Essas crises de identificação verificadas nos diferentes estágios do ciclo de vida são
analisadas também por Bosi (1994), que destaca a dinâmica juvenil apenas como um período
de transição, não como declínio, como se observa nos mais velhos. Diz ela sentir o velho um
indivíduo diminuído, que luta para continuar sendo um homem. O coeficiente de adversidade
das coisas cresce: as escadas ficam mais duras de subir, as distâncias mais longas a percorrer,
as ruas mais perigosas de atravessar, os pacotes mais pesados de carregar. O mundo fica
eriçado de ameaças, de ciladas. Uma falha, uma pequena distração são severamente
castigadas (p.79).
Quando o quadro de alteração se aproxima com mudanças tensas e brutais, o idoso não
se vê enquadrado no processo, então surge (como já anunciado) a chamada “crise de
identidade”, acontecimentos que desequilibram a formulação da sua própria identidade e
sugerem uma reestruturação e/ou reformulação dos conhecimentos que a pessoa tem de suas
potencialidades físicas e mentais, das idéias, dos valores, dos significados das coisas e do
mundo, entre outros. A pessoa idosa, distanciada de sua identidade, desvinculada de um
conceito de circunscrição da realidade a quadros de referência (formulados no passado), ou
seja, da maneira como, em princípio todos os elementos que constituem o ego funcionam e se
articulam, se sente ultrajada, num conflito mais social que geracional (Moragas, 1997; Goldfarb,
1998).
O acelerado desenvolvimento tecnológico na atualidade com avidez invade o mercado
de trabalho, provocando necessidades drásticas de reajuste de pessoal, com especializações
apropriadas para o acompanhamento também acelerado da competitividade, da produtividade e
do lucro. Tudo se dá sem maiores discussões, em nome da expansão econômica e do
progresso. Mas que progresso é esse, que interessa ao consumo inesgotável e à destruição
dos valores e tradições culturais? Que evolução é essa, que para manter-se viva precisa negar
o passado? Nessa sociedade competidora, a lei da superação da geração mais velha pela mais
jovem é um ato humano? E os valores de reconhecimento e solidariedade entre elas?
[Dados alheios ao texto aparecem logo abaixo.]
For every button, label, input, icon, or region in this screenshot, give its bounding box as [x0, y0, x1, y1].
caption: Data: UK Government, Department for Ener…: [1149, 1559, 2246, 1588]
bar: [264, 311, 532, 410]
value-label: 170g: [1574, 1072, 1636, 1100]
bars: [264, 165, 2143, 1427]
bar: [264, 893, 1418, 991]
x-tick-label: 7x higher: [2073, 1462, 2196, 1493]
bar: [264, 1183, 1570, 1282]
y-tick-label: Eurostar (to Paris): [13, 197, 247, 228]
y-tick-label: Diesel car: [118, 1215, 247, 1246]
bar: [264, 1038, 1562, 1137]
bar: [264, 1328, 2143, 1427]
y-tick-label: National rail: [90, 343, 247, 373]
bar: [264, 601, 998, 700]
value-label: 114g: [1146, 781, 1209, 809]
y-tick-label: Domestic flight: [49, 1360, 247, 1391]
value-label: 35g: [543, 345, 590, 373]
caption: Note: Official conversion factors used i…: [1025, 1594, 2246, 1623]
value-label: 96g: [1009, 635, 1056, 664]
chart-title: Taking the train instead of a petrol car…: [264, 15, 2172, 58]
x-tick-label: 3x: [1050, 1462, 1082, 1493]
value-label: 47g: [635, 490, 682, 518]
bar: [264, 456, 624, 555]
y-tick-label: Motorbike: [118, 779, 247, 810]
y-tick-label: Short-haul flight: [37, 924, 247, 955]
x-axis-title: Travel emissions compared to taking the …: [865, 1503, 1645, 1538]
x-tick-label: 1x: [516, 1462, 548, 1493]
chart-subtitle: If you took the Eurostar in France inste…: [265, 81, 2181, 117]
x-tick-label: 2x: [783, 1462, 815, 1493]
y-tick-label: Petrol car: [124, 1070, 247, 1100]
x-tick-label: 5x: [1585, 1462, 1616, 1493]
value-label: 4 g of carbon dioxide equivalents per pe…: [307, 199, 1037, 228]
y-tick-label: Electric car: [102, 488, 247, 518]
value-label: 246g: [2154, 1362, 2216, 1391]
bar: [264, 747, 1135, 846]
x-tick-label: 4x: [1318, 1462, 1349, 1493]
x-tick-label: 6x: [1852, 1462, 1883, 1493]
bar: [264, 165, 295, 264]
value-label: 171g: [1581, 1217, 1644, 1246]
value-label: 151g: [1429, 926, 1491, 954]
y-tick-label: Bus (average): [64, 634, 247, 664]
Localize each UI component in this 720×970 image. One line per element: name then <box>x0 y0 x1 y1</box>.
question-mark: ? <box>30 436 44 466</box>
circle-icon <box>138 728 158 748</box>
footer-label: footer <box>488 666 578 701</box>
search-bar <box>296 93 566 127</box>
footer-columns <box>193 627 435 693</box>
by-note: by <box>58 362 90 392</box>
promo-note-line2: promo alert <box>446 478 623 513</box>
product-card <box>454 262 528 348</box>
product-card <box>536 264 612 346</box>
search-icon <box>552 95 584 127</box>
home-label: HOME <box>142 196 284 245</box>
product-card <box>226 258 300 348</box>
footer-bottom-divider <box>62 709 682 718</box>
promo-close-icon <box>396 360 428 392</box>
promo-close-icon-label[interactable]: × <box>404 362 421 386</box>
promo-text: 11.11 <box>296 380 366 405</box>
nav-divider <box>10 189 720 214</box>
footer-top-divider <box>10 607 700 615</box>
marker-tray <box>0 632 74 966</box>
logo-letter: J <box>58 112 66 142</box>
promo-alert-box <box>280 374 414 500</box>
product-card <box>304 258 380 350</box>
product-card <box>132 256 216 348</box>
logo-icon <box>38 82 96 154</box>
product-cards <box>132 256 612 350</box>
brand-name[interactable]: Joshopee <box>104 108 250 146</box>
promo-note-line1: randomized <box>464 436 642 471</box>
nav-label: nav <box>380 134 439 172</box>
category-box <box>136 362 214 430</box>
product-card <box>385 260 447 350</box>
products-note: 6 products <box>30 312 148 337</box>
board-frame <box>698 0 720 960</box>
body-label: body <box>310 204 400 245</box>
A sociedade, com seus valores alterados, consegue hoje destruir a memória histórica e
viva dos idosos e com ela segue a morte de novos projetos de vida. Os idosos encolhem-se,
retraindo-se de seu lugar social causando um grande empobrecimento para todos. Essa
destruição faz os mais velhos sentirem-se como imigrantes perdidos no espaço (Magalhães
1998), pois, segundo Haddad (1986), na medida em que na sociedade industrial moderna o que
importa é produzir, os idosos são esquecidos o tempo todo porque não interessa a essa
sociedade investir em programas que não ofereçam retorno (p.32).
Atualmente, as mudanças no setor do trabalho conspiram contra as pessoas idosas
(Terceira Idade), ou seja, pessoas acima de 50 ou 60 anos, em termos de oportunidades
profissionais e manutenção de emprego, são negligenciadas e, naturalmente, são excluídas do
mercado de trabalho. Nessa época de desemprego, segundo Bosi (1994), os velhos são
especialmente discriminados e obrigados a rebaixar sua exigência de salário e aceitar
empreitadas pesadas e nocivas à saúde. Como no interior de certas famílias, aproveita-se dele
o braço servil, mas não o conselho (p.79)18.
Se, por um lado, enquanto trabalhadores ativos os idosos são esquecidos, por outro,
quando se desligam definitivamente ao se aposentarem, e já tendo absorvido os valores
ideológicos e juvenis da lucratividade e da eficácia, assumem o articulado comportamento
prescrito pelo poder social – se autodefinem como desqualificados, inúteis e “problemáticos”
com a chegada da velhice.
O depoimento que se segue, extraído de entrevistas realizadas com os participantes do
Projeto AFRID/UFU, é exemplar no que diz respeito à representação da velhice própria,
vinculada a estereótipos negativos impingidos ao consciente coletivo de uma determinada
população de uma sociedade:
[...] não tem problema... é assim mesmo que acontece com todos que
se aposentam. Ficamos esperando por este momento e quando chega é
assim... triste, pobre, até miserável e solitário ser aposentado. Como ficamos
decadentes com a chegada da idade, então, damos lugar aos meninos de
hoje. Coitados... eles são tão crianças; não sabem de nada. Vão ter que
aprender muita coisa e (o que é pior), sozinhos. [...] E ficar velho não é bom
não! Eu não quero arrumar namorada para mim, não! Velho dá muito trabalho!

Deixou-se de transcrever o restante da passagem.